Tumor features
The TumorFeatures class computes various tumor-related metrics based on a segmented 3D medical image, such as lesion
size, tumor center of mass, and tumor location relative to the brain's center of mass.
Overview
This class provides methods to compute first-order tumor features, focusing on spatial and volumetric characteristics derived from medical image segmentation. It is designed to handle common use cases in medical imaging, such as identifying tumor regions, calculating the tumor's size, and determining its relative position.
The class allows customization through optional parameters such as voxel spacing and segmentation label mappings. This makes it highly adaptable to different medical imaging contexts, including various scan types and segmentation algorithms.
The following tumor features are available:
- Tumor Pixel Count: The number of pixels associated with each tumor label in the segmentation.
- Lesion Size: The volume of the lesion(s) computed based on pixel count and voxel spacing.
- Tumor Center of Mass: The geometric center of a tumor or lesion in 3D space.
- Tumor Slices: The image slices in the axial, coronal, and sagittal planes that contain tumor regions.
- Tumor Position: The location of tumor slices in each plane (e.g., lower and upper bounds).
Methods
__init__
Constructs all the necessary attributes for the TumorFeatures object.
Parameters
- segmentation (
np.ndarray): A numpy array representing the segmentation of the medical image. - spacing (
tuple, optional): The voxel spacing of the image (default is(1, 1, 1)). - mapping_names (
dict, optional): A dictionary mapping segmentation values to names. - planes (
list[str], optional): The planes (axial, coronal, sagittal) for tumor slice analysis. Defaults to["axial", "coronal", "sagittal"].
count_tumor_pixels
Counts the number of pixels for each unique value in the segmentation.
Returns
dict: A dictionary with the counts of each unique value in the segmentation.
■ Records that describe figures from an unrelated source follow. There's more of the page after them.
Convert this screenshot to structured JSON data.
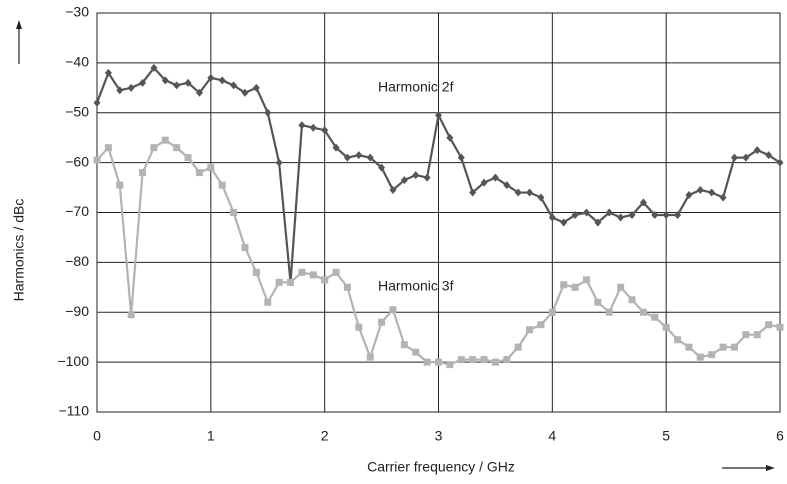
{
  "chart_data": {
    "type": "line",
    "xlabel": "Carrier frequency / GHz",
    "ylabel": "Harmonics / dBc",
    "annotations": [
      "Harmonic 2f",
      "Harmonic 3f"
    ],
    "x": [
      0,
      0.1,
      0.2,
      0.3,
      0.4,
      0.5,
      0.6,
      0.7,
      0.8,
      0.9,
      1,
      1.1,
      1.2,
      1.3,
      1.4,
      1.5,
      1.6,
      1.7,
      1.8,
      1.9,
      2,
      2.1,
      2.2,
      2.3,
      2.4,
      2.5,
      2.6,
      2.7,
      2.8,
      2.9,
      3,
      3.1,
      3.2,
      3.3,
      3.4,
      3.5,
      3.6,
      3.7,
      3.8,
      3.9,
      4,
      4.1,
      4.2,
      4.3,
      4.4,
      4.5,
      4.6,
      4.7,
      4.8,
      4.9,
      5,
      5.1,
      5.2,
      5.3,
      5.4,
      5.5,
      5.6,
      5.7,
      5.8,
      5.9,
      6
    ],
    "series": [
      {
        "name": "Harmonic 2f",
        "color": "#555555",
        "marker": "diamond",
        "values": [
          -48,
          -42,
          -45.5,
          -45,
          -44,
          -41,
          -43.5,
          -44.5,
          -44,
          -46,
          -43,
          -43.5,
          -44.5,
          -46,
          -45,
          -50,
          -60,
          -84,
          -52.5,
          -53,
          -53.5,
          -57,
          -59,
          -58.5,
          -59,
          -61,
          -65.5,
          -63.5,
          -62.5,
          -63,
          -50.5,
          -55,
          -59,
          -66,
          -64,
          -63,
          -64.5,
          -66,
          -66,
          -67,
          -71,
          -72,
          -70.5,
          -70,
          -72,
          -70,
          -71,
          -70.5,
          -68,
          -70.5,
          -70.5,
          -70.5,
          -66.5,
          -65.5,
          -66,
          -67,
          -59,
          -59,
          -57.5,
          -58.5,
          -60
        ]
      },
      {
        "name": "Harmonic 3f",
        "color": "#b3b3b3",
        "marker": "square",
        "values": [
          -59.5,
          -57,
          -64.5,
          -90.5,
          -62,
          -57,
          -55.5,
          -57,
          -59,
          -62,
          -61,
          -64.5,
          -70,
          -77,
          -82,
          -88,
          -84,
          -84,
          -82,
          -82.5,
          -83.5,
          -82,
          -85,
          -93,
          -99,
          -92,
          -89.5,
          -96.5,
          -98,
          -100,
          -100,
          -100.5,
          -99.5,
          -99.5,
          -99.5,
          -100,
          -99.5,
          -97,
          -93.5,
          -92.5,
          -90,
          -84.5,
          -85,
          -83.5,
          -88,
          -90,
          -85,
          -87.5,
          -90,
          -91,
          -93,
          -95.5,
          -97,
          -99,
          -98.5,
          -97,
          -97,
          -94.5,
          -94.5,
          -92.5,
          -93
        ]
      }
    ],
    "xlim": [
      0,
      6
    ],
    "xticks": [
      0,
      1,
      2,
      3,
      4,
      5,
      6
    ],
    "ylim": [
      -110,
      -30
    ],
    "yticks": [
      {
        "value": -110,
        "label": "−110"
      },
      {
        "value": -100,
        "label": "−100"
      },
      {
        "value": -90,
        "label": "−90"
      },
      {
        "value": -80,
        "label": "−80"
      },
      {
        "value": -70,
        "label": "−70"
      },
      {
        "value": -60,
        "label": "−60"
      },
      {
        "value": -50,
        "label": "−50"
      },
      {
        "value": -40,
        "label": "−40"
      },
      {
        "value": -30,
        "label": "−30"
      }
    ],
    "grid": true
  }
}
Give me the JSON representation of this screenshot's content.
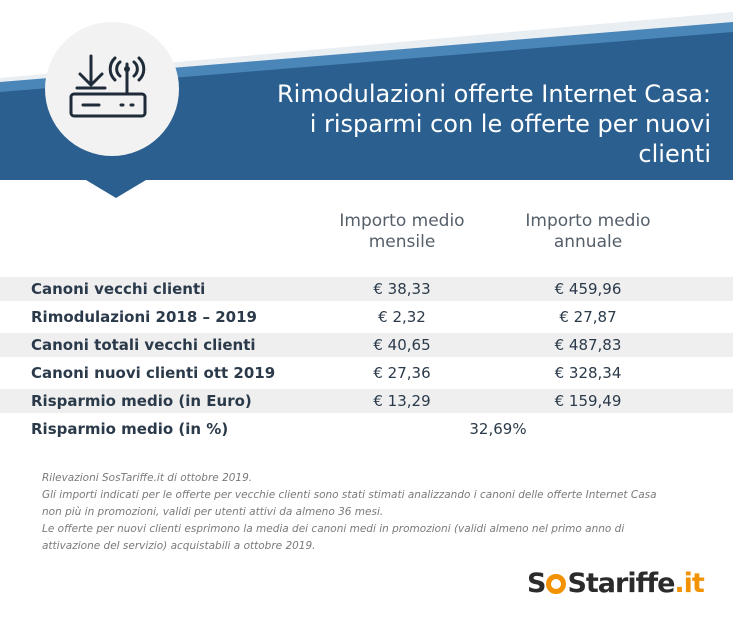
{
  "header": {
    "title_line1": "Rimodulazioni offerte Internet Casa:",
    "title_line2": "i risparmi con le offerte per nuovi clienti",
    "icon": "router-icon",
    "colors": {
      "dark": "#2a5f8f",
      "mid": "#4a86b8",
      "light": "#e9eef3",
      "icon_bg": "#f2f2f2"
    }
  },
  "table": {
    "columns": [
      {
        "line1": "Importo medio",
        "line2": "mensile"
      },
      {
        "line1": "Importo medio",
        "line2": "annuale"
      }
    ],
    "rows": [
      {
        "label": "Canoni vecchi clienti",
        "monthly": "€ 38,33",
        "annual": "€ 459,96"
      },
      {
        "label": "Rimodulazioni 2018 – 2019",
        "monthly": "€ 2,32",
        "annual": "€ 27,87"
      },
      {
        "label": "Canoni totali vecchi clienti",
        "monthly": "€ 40,65",
        "annual": "€ 487,83"
      },
      {
        "label": "Canoni nuovi clienti ott  2019",
        "monthly": "€ 27,36",
        "annual": "€ 328,34"
      },
      {
        "label": "Risparmio medio (in Euro)",
        "monthly": "€ 13,29",
        "annual": "€ 159,49"
      },
      {
        "label": "Risparmio medio (in %)",
        "merged": "32,69%"
      }
    ]
  },
  "notes": [
    "Rilevazioni SosTariffe.it di ottobre 2019.",
    "Gli importi indicati per le offerte per vecchie clienti sono stati stimati analizzando i canoni delle offerte Internet Casa",
    "non più in promozioni, validi per utenti attivi da almeno 36 mesi.",
    "Le offerte per nuovi clienti esprimono la media dei canoni medi in promozioni (validi almeno nel primo anno di",
    "attivazione del servizio) acquistabili a ottobre 2019."
  ],
  "logo": {
    "part1": "S",
    "part2": "Stariffe",
    "part3": ".it",
    "accent": "#f39200"
  }
}
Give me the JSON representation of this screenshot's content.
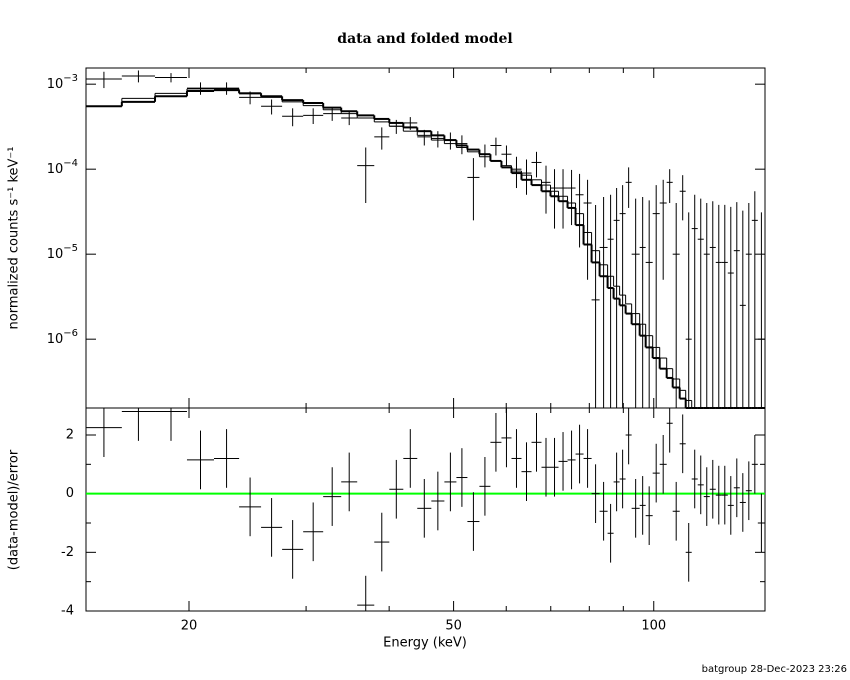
{
  "chart_data": {
    "type": "spectrum",
    "title": "data and folded model",
    "xlabel": "Energy (keV)",
    "log_x": true,
    "xlim": [
      14,
      147
    ],
    "xticks": [
      20,
      50,
      100
    ],
    "xminor": [
      30,
      40,
      60,
      70,
      80,
      90
    ],
    "bin_edges": [
      14.0,
      15.85,
      17.78,
      19.86,
      21.81,
      23.79,
      25.67,
      27.61,
      29.7,
      31.83,
      33.88,
      35.81,
      37.99,
      40.02,
      42.01,
      44.09,
      46.29,
      48.43,
      50.49,
      52.45,
      54.68,
      56.8,
      59.01,
      61.1,
      63.25,
      65.49,
      67.79,
      69.94,
      71.91,
      74.19,
      76.28,
      78.42,
      80.63,
      82.9,
      85.23,
      87.02,
      88.85,
      90.72,
      92.63,
      95.24,
      97.24,
      99.63,
      102.08,
      104.58,
      106.78,
      109.4,
      111.7,
      114.05,
      116.45,
      118.91,
      121.41,
      123.96,
      126.57,
      129.23,
      131.94,
      134.72,
      137.55,
      140.44,
      143.39,
      147
    ],
    "panels": [
      {
        "ylabel": "normalized counts s⁻¹ keV⁻¹",
        "log_y": true,
        "ylim": [
          1.55e-07,
          0.00155
        ],
        "yticks": [
          {
            "value": 0.001,
            "label": "10−3"
          },
          {
            "value": 0.0001,
            "label": "10−4"
          },
          {
            "value": 1e-05,
            "label": "10−5"
          },
          {
            "value": 1e-06,
            "label": "10−6"
          }
        ],
        "color": "#000000",
        "values": [
          0.00115,
          0.00125,
          0.0012,
          0.0009,
          0.0009,
          0.0007,
          0.00055,
          0.00042,
          0.00043,
          0.00045,
          0.0004,
          0.00011,
          0.00024,
          0.00032,
          0.00035,
          0.00024,
          0.00023,
          0.00022,
          0.0002,
          8e-05,
          0.00015,
          0.00019,
          0.00015,
          0.0001,
          9e-05,
          0.00012,
          7e-05,
          6e-05,
          6e-05,
          6e-05,
          5e-05,
          4e-05,
          2.9e-06,
          1.2e-05,
          1.5e-05,
          2.5e-05,
          3e-05,
          7e-05,
          1e-05,
          1.2e-05,
          8e-06,
          3e-05,
          4e-05,
          7e-05,
          1e-05,
          5.5e-05,
          1e-06,
          2e-05,
          1.5e-05,
          1e-05,
          1.2e-05,
          8e-06,
          8e-06,
          6e-06,
          1.1e-05,
          2.5e-06,
          1e-05,
          2.5e-05,
          1e-06
        ],
        "errors": [
          0.00025,
          0.0002,
          0.00015,
          0.00015,
          0.00015,
          0.00012,
          0.00011,
          0.0001,
          9e-05,
          8e-05,
          7e-05,
          7e-05,
          7e-05,
          6e-05,
          6e-05,
          5e-05,
          5e-05,
          5e-05,
          5e-05,
          5.5e-05,
          4.5e-05,
          4.5e-05,
          4e-05,
          4e-05,
          4e-05,
          4e-05,
          4e-05,
          4e-05,
          4e-05,
          3.8e-05,
          3.8e-05,
          3.5e-05,
          3.5e-05,
          3.5e-05,
          3.5e-05,
          3.5e-05,
          3.5e-05,
          3.5e-05,
          3.5e-05,
          3.5e-05,
          3.5e-05,
          3.5e-05,
          3.5e-05,
          3e-05,
          3e-05,
          3e-05,
          3e-05,
          3e-05,
          3e-05,
          3e-05,
          3e-05,
          3e-05,
          3e-05,
          3e-05,
          3e-05,
          3e-05,
          3e-05,
          3e-05,
          3e-05
        ],
        "models": [
          {
            "color": "#000000",
            "line_width": 2,
            "values": [
              0.00055,
              0.00062,
              0.00072,
              0.00083,
              0.00085,
              0.00078,
              0.00072,
              0.00065,
              0.0006,
              0.00053,
              0.00048,
              0.00043,
              0.00039,
              0.00035,
              0.00031,
              0.00028,
              0.00025,
              0.00022,
              0.00019,
              0.00017,
              0.00015,
              0.000125,
              0.000105,
              9e-05,
              7.5e-05,
              6.5e-05,
              5.5e-05,
              4.8e-05,
              4.2e-05,
              3.5e-05,
              2.2e-05,
              1.3e-05,
              8e-06,
              5.5e-06,
              4e-06,
              3e-06,
              2.5e-06,
              2e-06,
              1.5e-06,
              1.1e-06,
              8e-07,
              6e-07,
              4.5e-07,
              3.5e-07,
              2.7e-07,
              2e-07,
              1.5e-07,
              1e-07,
              1e-07,
              1e-07,
              1e-07,
              1e-07,
              1e-07,
              1e-07,
              1e-07,
              1e-07,
              1e-07,
              1e-07,
              1e-07
            ]
          },
          {
            "color": "#000000",
            "line_width": 1,
            "values": [
              0.00055,
              0.00068,
              0.00078,
              0.00088,
              0.00088,
              0.00079,
              0.0007,
              0.00062,
              0.00056,
              0.0005,
              0.00045,
              0.0004,
              0.00036,
              0.00032,
              0.00028,
              0.00025,
              0.00022,
              0.0002,
              0.00018,
              0.00016,
              0.00014,
              0.000125,
              0.00011,
              9.5e-05,
              8.5e-05,
              7.5e-05,
              6.5e-05,
              5.5e-05,
              4.8e-05,
              4e-05,
              3e-05,
              1.8e-05,
              1.1e-05,
              7.5e-06,
              5.5e-06,
              4.2e-06,
              3.3e-06,
              2.6e-06,
              2e-06,
              1.5e-06,
              1.1e-06,
              8e-07,
              6e-07,
              4.5e-07,
              3.4e-07,
              2.5e-07,
              1.9e-07,
              1.4e-07,
              1e-07,
              1e-07,
              1e-07,
              1e-07,
              1e-07,
              1e-07,
              1e-07,
              1e-07,
              1e-07,
              1e-07,
              1e-07
            ]
          }
        ]
      },
      {
        "ylabel": "(data-model)/error",
        "log_y": false,
        "ylim": [
          -4,
          2.92
        ],
        "yticks": [
          -4,
          -2,
          0,
          2
        ],
        "yminor": [
          -3,
          -1,
          1
        ],
        "color": "#000000",
        "hline": 0,
        "hline_color": "#00ff00",
        "values": [
          2.25,
          2.8,
          2.8,
          1.15,
          1.2,
          -0.45,
          -1.15,
          -1.9,
          -1.3,
          -0.1,
          0.4,
          -3.8,
          -1.65,
          0.15,
          1.2,
          -0.5,
          -0.25,
          0.4,
          0.55,
          -0.95,
          0.25,
          1.75,
          1.9,
          1.2,
          0.75,
          1.75,
          0.9,
          0.9,
          1.1,
          1.15,
          1.35,
          1.2,
          0,
          -0.6,
          -1.35,
          0.4,
          0.5,
          2,
          -0.5,
          -0.4,
          -0.75,
          0.7,
          1,
          2.4,
          -0.6,
          1.7,
          -2,
          0.5,
          0.3,
          -0.1,
          0.15,
          -0.05,
          -0.05,
          -0.4,
          0.2,
          -0.3,
          0.1,
          1,
          -1
        ],
        "errors": [
          1,
          1,
          1,
          1,
          1,
          1,
          1,
          1,
          1,
          1,
          1,
          1,
          1,
          1,
          1,
          1,
          1,
          1,
          1,
          1,
          1,
          1,
          1,
          1,
          1,
          1,
          1,
          1,
          1,
          1,
          1,
          1,
          1,
          1,
          1,
          1,
          1,
          1,
          1,
          1,
          1,
          1,
          1,
          1,
          1,
          1,
          1,
          1,
          1,
          1,
          1,
          1,
          1,
          1,
          1,
          1,
          1,
          1,
          1
        ]
      }
    ]
  },
  "footer": "batgroup 28-Dec-2023 23:26"
}
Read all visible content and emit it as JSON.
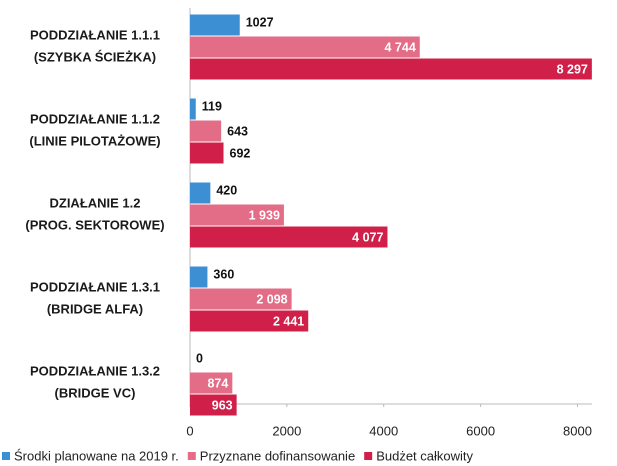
{
  "chart_data": {
    "type": "bar",
    "orientation": "horizontal",
    "categories": [
      [
        "PODDZIAŁANIE 1.1.1",
        "(SZYBKA ŚCIEŻKA)"
      ],
      [
        "PODDZIAŁANIE 1.1.2",
        "(LINIE PILOTAŻOWE)"
      ],
      [
        "DZIAŁANIE 1.2",
        "(PROG. SEKTOROWE)"
      ],
      [
        "PODDZIAŁANIE 1.3.1",
        "(BRIDGE ALFA)"
      ],
      [
        "PODDZIAŁANIE 1.3.2",
        "(BRIDGE VC)"
      ]
    ],
    "series": [
      {
        "name": "Środki planowane na 2019 r.",
        "color": "#3d8fd3",
        "values": [
          1027,
          119,
          420,
          360,
          0
        ],
        "value_labels": [
          "1027",
          "119",
          "420",
          "360",
          "0"
        ]
      },
      {
        "name": "Przyznane dofinansowanie",
        "color": "#e36c87",
        "values": [
          4744,
          643,
          1939,
          2098,
          874
        ],
        "value_labels": [
          "4 744",
          "643",
          "1 939",
          "2 098",
          "874"
        ]
      },
      {
        "name": "Budżet całkowity",
        "color": "#d0204a",
        "values": [
          8297,
          692,
          4077,
          2441,
          963
        ],
        "value_labels": [
          "8 297",
          "692",
          "4 077",
          "2 441",
          "963"
        ]
      }
    ],
    "xlim": [
      0,
      8300
    ],
    "xticks": [
      0,
      2000,
      4000,
      6000,
      8000
    ],
    "legend": "bottom"
  }
}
calculate_whole_lesion_size
Calculates the total lesion size in the segmentation.
Returns
dict: A dictionary containing the lesion size in cubic millimeters.
get_tumor_center_mass
Calculates the center of mass for the tumor in the image.
Parameters
- label (
int, optional): The label value of the tumor (default isNone).
Returns
np.ndarray: The center of mass coordinates adjusted by the voxel spacing.
get_tumor_slices
Obtains the slices that contain tumor regions in the axial, coronal, and sagittal planes.
Returns
tuple: A tuple containing three lists, each representing the indices of slices with tumor presence in each plane.
calculate_tumor_slices
Calculates the number of tumor-containing slices per plane.
Returns
dict: A dictionary where keys represent each plane (e.g.,"axial_tumor_slices") and values represent the number of slices with tumor.
calculate_position_tumor_slices
Determines the lower and upper tumor slice indices for each plane.
Returns
dict: A dictionary containing the minimum and maximum slice indices for each plane (e.g.,"lower_axial_tumor_slice","upper_axial_tumor_slice").
calculate_tumor_pixel
Computes the number of pixels per tumor label and converts them into volume using voxel spacing.
Returns
dict: A dictionary where keys represent each tumor label (e.g.,"lesion_size_label1") and values represent the lesion size in voxels.
calculate_tumor_distance
Calculates the Euclidean distance between the tumor center of mass and the brain's center of mass.
Parameters
- brain_centre_mass (
array-like): The center of mass of the brain used as a reference point.
Returns
dict: A dictionary where each key represents the tumor label and the value represents the distance between the tumor and the brain's center of mass.
calculate_tumor_center_mass
Calculates the tumor center of mass for each label and plane.
Returns
dict: A dictionary where keys represent each plane and label (e.g.,"axial_tumor_center_mass") and values represent the coordinates of the tumor center of mass.
extract_features
Extracts all tumor-related features, combining lesion size, center of mass, position, and slice information.
Returns
A dictionary containing all computed tumor features, including:
- Center of mass per label and plane.
- Tumor location relative to brain center of mass.
- Lesion size per label.
- Total lesion size.
- Number of tumor-containing slices per plane.
- Lower and upper bounds of tumor slices.